Infectie met gastro-intestinale infectie | Gastro-intestinale infecties (gastro-enteritis)

Infectie met gastro-intestinale infectie

Gastro-intestinale infecties zijn besmettelijk. In vergelijking met andere ziekten hebben ze een hoog infectiepotentieel, waardoor vaak meerdere gezinsleden of meerdere patiënten in het ziekenhuis worden getroffen. Infectie treedt meestal op via contact- / uitstrijkjes.

Dit gebeurt wanneer de ziekteverwekkers van de ziekte worden overgedragen van de ontlasting of het braaksel naar objecten of oppervlakken die op hun beurt door andere mensen worden aangeraakt. De ziekteverwekkers kunnen dan het mond via de handen. Dit type overdracht wordt fecaal-orale overdracht genoemd.

Naast een uitstrijkje kunnen sommige ziekteverwekkers ook worden overgedragen via druppel infectie. Het belangrijkste voorbeeld hiervan is het norovirus, dat een enorm infectierisico met zich meebrengt. EEN druppel infectie kan vooral voorkomen als er maar een paar zijn virussen zijn voldoende om een ​​ziekte te veroorzaken.

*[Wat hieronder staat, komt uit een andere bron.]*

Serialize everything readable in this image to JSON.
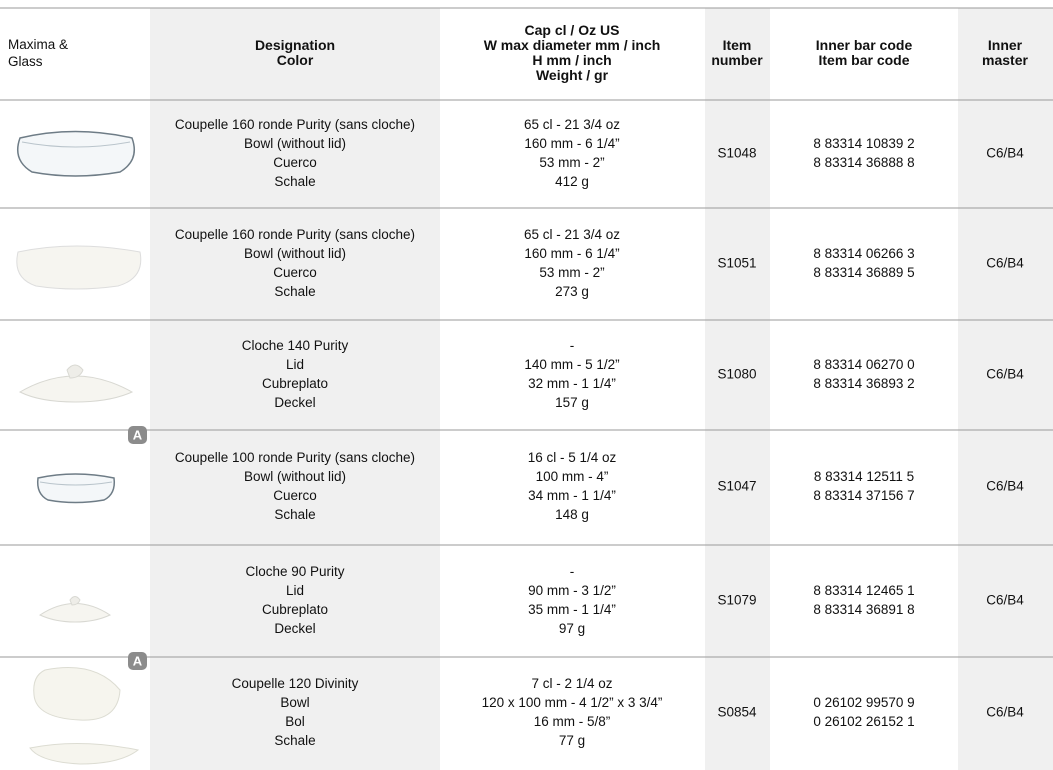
{
  "header": {
    "product": [
      "Maxima &",
      "Glass"
    ],
    "designation": [
      "Designation",
      "Color"
    ],
    "specs": [
      "Cap cl / Oz US",
      "W max diameter mm / inch",
      "H mm / inch",
      "Weight / gr"
    ],
    "item_number": [
      "Item",
      "number"
    ],
    "bar_code": [
      "Inner  bar code",
      "Item bar code"
    ],
    "inner_master": [
      "Inner",
      "master"
    ]
  },
  "rows": [
    {
      "designation": [
        "Coupelle 160 ronde Purity (sans cloche)",
        "Bowl (without lid)",
        "Cuerco",
        "Schale"
      ],
      "specs": [
        "65 cl - 21 3/4 oz",
        "160 mm - 6 1/4”",
        "53 mm - 2”",
        "412 g"
      ],
      "item_number": "S1048",
      "bar_codes": [
        "8 83314 10839 2",
        "8 83314 36888 8"
      ],
      "inner_master": "C6/B4"
    },
    {
      "designation": [
        "Coupelle 160 ronde Purity (sans cloche)",
        "Bowl (without lid)",
        "Cuerco",
        "Schale"
      ],
      "specs": [
        "65 cl - 21 3/4 oz",
        "160 mm - 6 1/4”",
        "53 mm - 2”",
        "273 g"
      ],
      "item_number": "S1051",
      "bar_codes": [
        "8 83314 06266 3",
        "8 83314 36889 5"
      ],
      "inner_master": "C6/B4"
    },
    {
      "designation": [
        "Cloche 140 Purity",
        "Lid",
        "Cubreplato",
        "Deckel"
      ],
      "specs": [
        "-",
        "140 mm - 5 1/2”",
        "32 mm - 1 1/4”",
        "157 g"
      ],
      "item_number": "S1080",
      "bar_codes": [
        "8 83314 06270 0",
        "8 83314 36893 2"
      ],
      "inner_master": "C6/B4"
    },
    {
      "badge": "A",
      "designation": [
        "Coupelle 100 ronde Purity (sans cloche)",
        "Bowl (without lid)",
        "Cuerco",
        "Schale"
      ],
      "specs": [
        "16 cl - 5 1/4 oz",
        "100 mm - 4”",
        "34 mm - 1 1/4”",
        "148 g"
      ],
      "item_number": "S1047",
      "bar_codes": [
        "8 83314 12511 5",
        "8 83314 37156 7"
      ],
      "inner_master": "C6/B4"
    },
    {
      "designation": [
        "Cloche 90 Purity",
        "Lid",
        "Cubreplato",
        "Deckel"
      ],
      "specs": [
        "-",
        "90 mm - 3 1/2”",
        "35 mm - 1 1/4”",
        "97 g"
      ],
      "item_number": "S1079",
      "bar_codes": [
        "8 83314 12465 1",
        "8 83314 36891 8"
      ],
      "inner_master": "C6/B4"
    },
    {
      "badge": "A",
      "designation": [
        "Coupelle 120 Divinity",
        "Bowl",
        "Bol",
        "Schale"
      ],
      "specs": [
        "7 cl - 2 1/4 oz",
        "120 x 100 mm - 4 1/2” x 3 3/4”",
        "16 mm - 5/8”",
        "77 g"
      ],
      "item_number": "S0854",
      "bar_codes": [
        "0 26102 99570 9",
        "0 26102 26152 1"
      ],
      "inner_master": "C6/B4"
    }
  ]
}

Zo kunnen zelfs de kleinste druppels die een virus bevatten, via de lucht worden overgedragen op een andere persoon braken, spreken of hoesten. Sommige ziekteverwekkers kunnen ook van dieren op mensen worden overgedragen. Deze omvatten Salmonella of EHEC (Enterohaemorrhagische Escherichia coli).

In de meeste gevallen zijn ze besmet via besmette dierlijke producten zoals eieren of melk. De overdracht wordt vaak ondersteund door onvoldoende koeling van het voedsel. Patiënten zijn bijzonder besmettelijk tijdens de acute fase van de ziekte, maar infectie kan ook een of twee dagen voor en na de symptomen van de ziekte optreden.

Vooral in landen met slechte hygiënische omstandigheden vindt overdracht vaak plaats. Vanwege het infectiegevaar is het belangrijk dat zowel de getroffen persoon als de contactpersonen hygiënemaatregelen in acht nemen. Deze omvatten vooral het regelmatig en grondig wassen van de handen.

Norovirussen zijn een speciaal geval van infectie. Ze blijven minstens 48 uur besmettelijk nadat de symptomen van de ziekte al zijn verdwenen. tevens de virussen worden wekenlang in de ontlasting uitgescheiden, zodat er in een later stadium alsnog een infectie kan optreden.

Een gastro-intestinale infectie is over het algemeen erg besmettelijk. De grootste kans op infectie is tijdens de klachten van de patiënt, omdat de patiënt gedurende deze tijd een bijzonder hoog aantal draagt virussen in zichzelf en door diarree en braken hij verspreidt ze door de lucht en door direct contact met anderen. Het risico op infectie blijft echter ongeveer 48 uur verhoogd, zelfs na afwezigheid van braken en diarree.

Gedurende deze tijd kan de patiënt weer spontane symptomen ervaren. Pas na 48 uur zonder symptomen wordt de patiënt als gezond beschouwd en neemt de kans op infectie af. De ziekteverwekkers worden echter vaak dagen tot weken na de infectie nog steeds via de ontlasting uitgescheiden. Een hoog niveau van hygiëne moet daarom worden gehandhaafd gedurende een lange tijd na de gastro-intestinale infectie, zowel door de getroffenen als door contactpersonen.